Les moteurs dans les entreprises

Dans l'industrie, les moteurs électriques peuvent engendrer près de 70% de la consommation d'électricité. Les systèmes d'entrainement représentent donc un gisement d'économie majeur, bien au-delà de ce que peuvent représenter l'éclairage ou d'autres procédés consommateurs d'électricité.

Voici en quelques chiffres l'état des lieux du parc moteurs dans les entreprises :

(Source ADEME)

Une majorité de moteurs asynchrones

Dans les entreprises, 90% des moteurs sont des moteurs asynchrones. Ils se répartissent ainsi suivant leurs fonctions :

Moteurs Asynchrones

Quels types de moteurs pour quelle consommation globale ?

Moteurs Asynchrones

L'essentiel de la consommation énergétique globale des moteurs dans les entreprises est du fait des plus grosses puissances.

Enjeux techniques et environnementaux pour la compétitivité de l'entreprise

Dans la logique de recherche de productivité, l'automatisation était en bonne place dans les années 90. Aujourd'hui l'étape critique est d'adapter l'équipement pour réduire le coût énergétique de production.

L'investissement

Sur une dizaine d'années d'activité, le prix d'achat d'un moteur ainsi que sa maintenance sont négligeables (+/- 5%) au regard de son coût de fonctionnement, de sa consommation. Le choix de la technologie est donc un facteur déterminant de la facture énergétique sur la durée de vie (de fonctionnement) du matériel.

La norme IEC 60034-30

La prise en compte de la consommation énergétique corrélé à son aspect financier fait son chemin dans l'esprit des dirigeants d'entreprises. Or, une réglementation spécifique les contraint aussi à s'en préoccuper. La Commission Electrotechnique Internationale (CEI) est une organisation mondiale représentative des comités électrotechniques nationaux. Son objectif est, à l'instar de l'OIT pour les droits des travailleurs, d'harmoniser l'ensemble des normes en vigueur dans les domaines de l'électricité et de l'électronique. Ainsi la CEI définit les principes des classes de rendement énergétique des moteurs électriques dans le monde : la Norme CEI 60034-30 (septembre 2008).
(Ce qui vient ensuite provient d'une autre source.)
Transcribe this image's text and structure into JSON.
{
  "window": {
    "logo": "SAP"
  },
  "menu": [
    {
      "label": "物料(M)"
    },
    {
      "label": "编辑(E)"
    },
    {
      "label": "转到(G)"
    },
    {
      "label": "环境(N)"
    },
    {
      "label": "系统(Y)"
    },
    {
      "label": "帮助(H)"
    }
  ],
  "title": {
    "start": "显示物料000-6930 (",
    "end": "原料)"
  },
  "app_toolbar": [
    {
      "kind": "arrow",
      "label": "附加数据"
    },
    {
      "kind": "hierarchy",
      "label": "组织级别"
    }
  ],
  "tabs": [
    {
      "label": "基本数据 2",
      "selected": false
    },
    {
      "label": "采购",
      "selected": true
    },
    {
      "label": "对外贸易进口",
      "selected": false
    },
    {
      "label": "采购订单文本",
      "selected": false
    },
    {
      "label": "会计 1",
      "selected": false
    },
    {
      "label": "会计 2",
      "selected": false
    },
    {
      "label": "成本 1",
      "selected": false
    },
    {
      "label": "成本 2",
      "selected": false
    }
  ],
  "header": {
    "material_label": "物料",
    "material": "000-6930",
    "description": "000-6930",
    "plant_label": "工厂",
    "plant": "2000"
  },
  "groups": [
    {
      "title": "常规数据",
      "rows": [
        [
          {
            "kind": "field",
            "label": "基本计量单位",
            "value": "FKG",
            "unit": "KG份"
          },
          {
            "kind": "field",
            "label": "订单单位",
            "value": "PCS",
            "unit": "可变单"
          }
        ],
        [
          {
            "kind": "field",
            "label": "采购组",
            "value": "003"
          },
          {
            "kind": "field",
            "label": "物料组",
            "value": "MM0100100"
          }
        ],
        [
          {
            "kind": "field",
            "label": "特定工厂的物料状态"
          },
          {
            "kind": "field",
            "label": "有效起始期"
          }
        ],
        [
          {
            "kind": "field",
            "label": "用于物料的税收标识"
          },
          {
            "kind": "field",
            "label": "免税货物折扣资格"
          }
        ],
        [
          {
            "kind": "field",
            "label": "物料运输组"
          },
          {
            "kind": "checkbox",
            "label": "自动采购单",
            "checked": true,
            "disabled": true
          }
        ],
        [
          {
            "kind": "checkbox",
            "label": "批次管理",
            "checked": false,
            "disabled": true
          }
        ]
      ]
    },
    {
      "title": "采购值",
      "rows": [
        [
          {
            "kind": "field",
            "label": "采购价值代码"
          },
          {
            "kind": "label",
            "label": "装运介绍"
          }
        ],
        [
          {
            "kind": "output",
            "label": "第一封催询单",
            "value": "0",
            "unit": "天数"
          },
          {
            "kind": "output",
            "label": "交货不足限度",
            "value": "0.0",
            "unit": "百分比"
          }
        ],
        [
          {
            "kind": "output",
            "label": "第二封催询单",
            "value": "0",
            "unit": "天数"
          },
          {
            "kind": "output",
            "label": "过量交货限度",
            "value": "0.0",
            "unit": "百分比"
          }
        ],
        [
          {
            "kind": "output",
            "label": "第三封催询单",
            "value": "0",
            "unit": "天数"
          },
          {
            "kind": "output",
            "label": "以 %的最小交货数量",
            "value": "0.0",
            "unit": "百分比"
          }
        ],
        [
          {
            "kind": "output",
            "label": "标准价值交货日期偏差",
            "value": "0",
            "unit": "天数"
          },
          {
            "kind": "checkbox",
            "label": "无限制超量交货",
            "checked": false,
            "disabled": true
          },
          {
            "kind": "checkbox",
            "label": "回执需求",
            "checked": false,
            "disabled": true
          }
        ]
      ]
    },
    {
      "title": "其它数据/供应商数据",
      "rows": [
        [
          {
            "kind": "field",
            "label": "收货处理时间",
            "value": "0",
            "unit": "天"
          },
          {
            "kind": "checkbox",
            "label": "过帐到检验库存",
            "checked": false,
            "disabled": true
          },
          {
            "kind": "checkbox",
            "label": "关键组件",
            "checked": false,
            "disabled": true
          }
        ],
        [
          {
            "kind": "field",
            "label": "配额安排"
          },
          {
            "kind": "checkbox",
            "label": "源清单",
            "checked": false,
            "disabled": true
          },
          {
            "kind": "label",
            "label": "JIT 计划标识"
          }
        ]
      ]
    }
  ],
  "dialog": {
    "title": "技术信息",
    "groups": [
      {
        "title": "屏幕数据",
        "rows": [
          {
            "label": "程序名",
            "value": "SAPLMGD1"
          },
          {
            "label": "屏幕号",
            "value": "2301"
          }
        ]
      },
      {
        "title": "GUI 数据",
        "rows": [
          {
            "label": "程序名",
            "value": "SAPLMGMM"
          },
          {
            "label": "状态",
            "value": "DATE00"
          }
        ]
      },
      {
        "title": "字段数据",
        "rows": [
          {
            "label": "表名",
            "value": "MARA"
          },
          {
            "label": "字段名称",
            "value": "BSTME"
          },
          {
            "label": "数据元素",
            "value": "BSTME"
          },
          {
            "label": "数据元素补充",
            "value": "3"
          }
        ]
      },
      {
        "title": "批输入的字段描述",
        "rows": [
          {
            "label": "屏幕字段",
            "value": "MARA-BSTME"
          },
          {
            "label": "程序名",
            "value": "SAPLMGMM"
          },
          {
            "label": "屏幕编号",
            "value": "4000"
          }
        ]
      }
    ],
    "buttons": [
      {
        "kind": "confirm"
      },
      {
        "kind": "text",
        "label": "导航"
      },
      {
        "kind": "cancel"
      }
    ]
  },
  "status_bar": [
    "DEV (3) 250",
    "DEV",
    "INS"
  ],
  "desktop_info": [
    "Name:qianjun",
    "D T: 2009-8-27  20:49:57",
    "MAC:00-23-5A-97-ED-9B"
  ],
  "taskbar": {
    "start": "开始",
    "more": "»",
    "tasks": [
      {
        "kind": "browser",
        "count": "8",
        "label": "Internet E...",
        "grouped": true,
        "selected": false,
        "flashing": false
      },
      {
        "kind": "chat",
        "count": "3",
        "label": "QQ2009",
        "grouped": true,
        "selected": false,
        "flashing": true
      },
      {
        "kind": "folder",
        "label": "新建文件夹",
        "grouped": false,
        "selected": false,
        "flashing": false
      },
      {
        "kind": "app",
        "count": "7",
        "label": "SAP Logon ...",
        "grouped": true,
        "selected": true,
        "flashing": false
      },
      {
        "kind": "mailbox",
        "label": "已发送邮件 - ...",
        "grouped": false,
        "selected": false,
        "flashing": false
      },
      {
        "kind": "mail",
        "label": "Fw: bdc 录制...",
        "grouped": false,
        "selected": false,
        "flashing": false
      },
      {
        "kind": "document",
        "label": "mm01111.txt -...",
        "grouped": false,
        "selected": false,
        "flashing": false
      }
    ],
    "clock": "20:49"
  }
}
En 2005, la Commission Européenne adoptait la directive 2005/32/CE qui établit le « cadre pour la fixation des exigences en matière d'éco-conception applicables aux produits consommateurs d'énergie ».

Cependant, en juillet 2009, afin d'harmoniser la transposition de la directive dans les différents Etats membres, et s'appuyant sur la norme CEI 60034-30, la Commission Européenne adoptait un Règlement Européen, CE 640/2009, portant application de ladite directive. 

Cela signifie que toutes les conditions et obligations relatives aux exigences en matière d'écoconception des moteurs électriques sont applicables aux Etats membres de l'Union Européenne, et ce, depuis septembre 2009.

A noter aussi que cette réglementation planifie les niveaux de rendement à atteindre pour les machines vendues sur le marché européen.

La norme concerne les moteurs de 2 à 6 pôles de 75W à 375 kW soumis à des tensions de 1000V maximum. Ainsi, par rapport à la précédente classification qui datait de 1999, la plage des moteurs visés est étendue (1.1 à 90 kW, 400 V et 2 à 4 pôles) et les motoréducteurs sont inclus.

Classification définie et mise au point par le Comité européen de constructeurs de machines électriques et électronique de puissance (CEMEP) : EFF1 (moteur à haut rendement), EFF2 (moteur à efficacité renforcée), EFF3 (moteurs normaux).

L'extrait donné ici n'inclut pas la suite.